Enter any short text as the seed, then keep it the same to replay an identical quiz. Change the seed when you want a fresh order of questions and options.

If you share the seed, you also share the exact quiz order.
How do I decode a pattern?

Each pattern corresponds to one character from the built in mapping. Use the missed items list and the JSON pattern map to review the exact dot and dash sequence.
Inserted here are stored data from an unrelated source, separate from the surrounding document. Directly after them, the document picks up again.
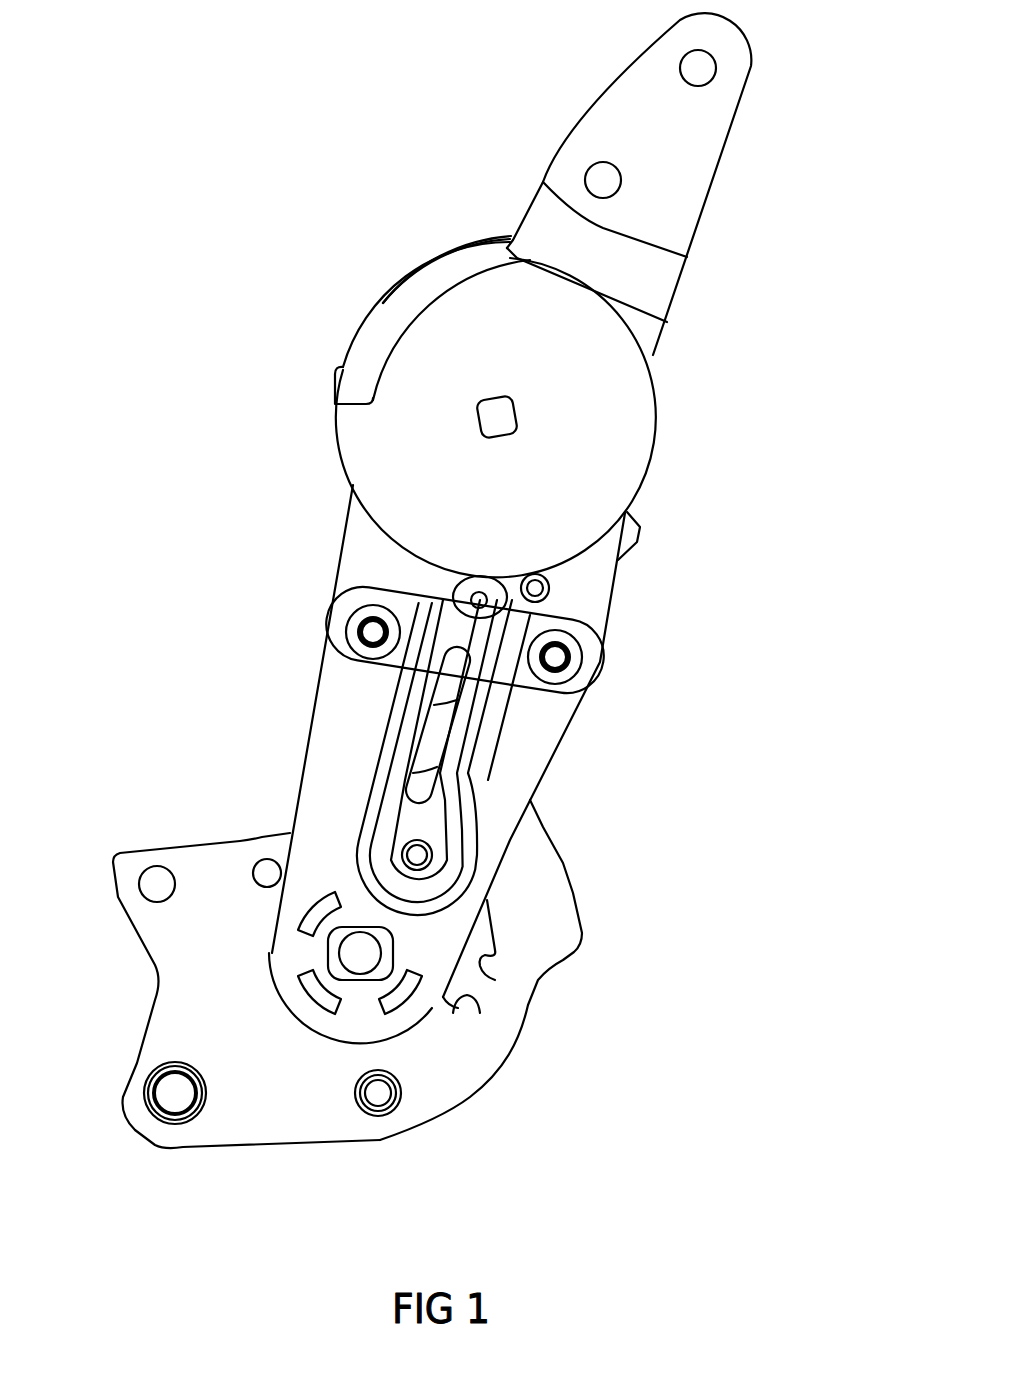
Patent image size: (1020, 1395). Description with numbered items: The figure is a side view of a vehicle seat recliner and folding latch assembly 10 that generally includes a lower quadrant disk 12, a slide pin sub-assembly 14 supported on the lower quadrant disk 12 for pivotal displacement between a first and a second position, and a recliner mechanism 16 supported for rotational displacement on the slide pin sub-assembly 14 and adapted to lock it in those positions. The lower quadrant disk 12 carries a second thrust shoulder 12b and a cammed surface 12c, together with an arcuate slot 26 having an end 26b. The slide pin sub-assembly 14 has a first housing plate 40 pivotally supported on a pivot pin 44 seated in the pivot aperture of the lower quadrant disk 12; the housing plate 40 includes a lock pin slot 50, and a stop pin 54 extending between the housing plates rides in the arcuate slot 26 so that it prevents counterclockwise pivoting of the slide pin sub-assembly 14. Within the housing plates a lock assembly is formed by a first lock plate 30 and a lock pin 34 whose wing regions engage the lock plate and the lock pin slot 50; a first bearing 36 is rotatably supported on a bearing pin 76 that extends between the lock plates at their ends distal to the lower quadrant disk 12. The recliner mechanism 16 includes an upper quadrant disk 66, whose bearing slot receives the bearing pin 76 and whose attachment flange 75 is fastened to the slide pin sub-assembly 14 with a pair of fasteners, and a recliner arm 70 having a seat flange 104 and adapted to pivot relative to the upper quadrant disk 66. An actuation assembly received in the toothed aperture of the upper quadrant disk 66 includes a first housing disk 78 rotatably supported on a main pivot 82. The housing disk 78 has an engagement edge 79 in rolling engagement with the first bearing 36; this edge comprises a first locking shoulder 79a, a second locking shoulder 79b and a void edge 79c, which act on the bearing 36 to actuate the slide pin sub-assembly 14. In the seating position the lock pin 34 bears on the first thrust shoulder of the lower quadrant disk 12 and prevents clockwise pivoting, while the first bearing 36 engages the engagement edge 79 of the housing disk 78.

The vehicle seat recliner and folding latch assembly 10 is at (215, 203).
The lower quadrant disk 12 is at (185, 993).
The second thrust shoulder 12b is at (565, 963).
The cammed surface 12c is at (563, 867).
The slide pin sub-assembly 14 is at (568, 757).
The recliner mechanism 16 is at (662, 413).
The arcuate slot 26 is at (485, 970).
The spring end 26b is at (478, 1010).
The first lock plate 30 is at (457, 680).
The lock pin 34 is at (445, 728).
The first bearing 36 is at (500, 587).
The first housing plate 40 is at (318, 780).
The pivot pin 44 is at (357, 960).
The first lock pin slot 50 is at (407, 773).
The stop pin 54 is at (420, 855).
The upper quadrant disk 66 is at (346, 522).
The recliner arm 70 is at (664, 222).
The attachment flange 75 is at (590, 598).
The bearing pin 76 is at (470, 600).
The first housing disk 78 is at (537, 496).
The engagement edge 79 is at (374, 315).
The first locking shoulder 79a is at (334, 362).
The second locking shoulder 79b is at (490, 280).
The void edge 79c is at (398, 338).
The main pivot 82 is at (502, 412).
The seat flange 104 is at (683, 132).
The quiz focuses on visual recognition, not audio timing.
What is a borderline score?

There is no built in borderline label here. If your percent correct hovers around the middle, it usually means the set is still unfamiliar, so reduce the pool or increase repeats with one seed.

Troubleshooting:

  • If the quiz will not start, make sure the set has a nonzero pool and a valid question count.
  • If the question count keeps changing, it is being clamped to the allowed values for the set.
  • If copy actions do nothing, check clipboard permissions and try again with a deliberate click.
  • If downloads are blocked, look for a browser prompt or a restrictive security setting.
  • If the answer chart is blank, switch away and back after results are shown, then retry.
  • If chart image downloads fail, try PNG first, then convert outside the tool if needed.

Advanced Tips:

  • Tip Use one seed as a baseline and track the percent correct over several days.
  • Tip Increase question count when your score is stable, not when it is trending upward.
  • Tip Focus on a small miss list and drill those characters before returning to the full set.
  • Tip Alternate between letters only and mixed sets to reduce pattern overfitting.
  • Tip Treat near misses as useful data and review the pattern shape, not just the name.
  • Tip Keep seeds short and neutral so shared exports stay tidy and safe to distribute.

Glossary:

Morse pattern
A dot and dash sequence that represents one character.
Dot
The short signal element shown as . in the pattern.
Dash
The long signal element shown as - in the pattern.
Seed
Text used to repeat the same random looking quiz order.
Distractor
An incorrect option included to make a question challenging.
PRNG
A pseudo random number generator used for deterministic shuffles.
Pool
The full set of characters available for question selection.
Correct percent
Rounded accuracy computed from correct answers and total questions.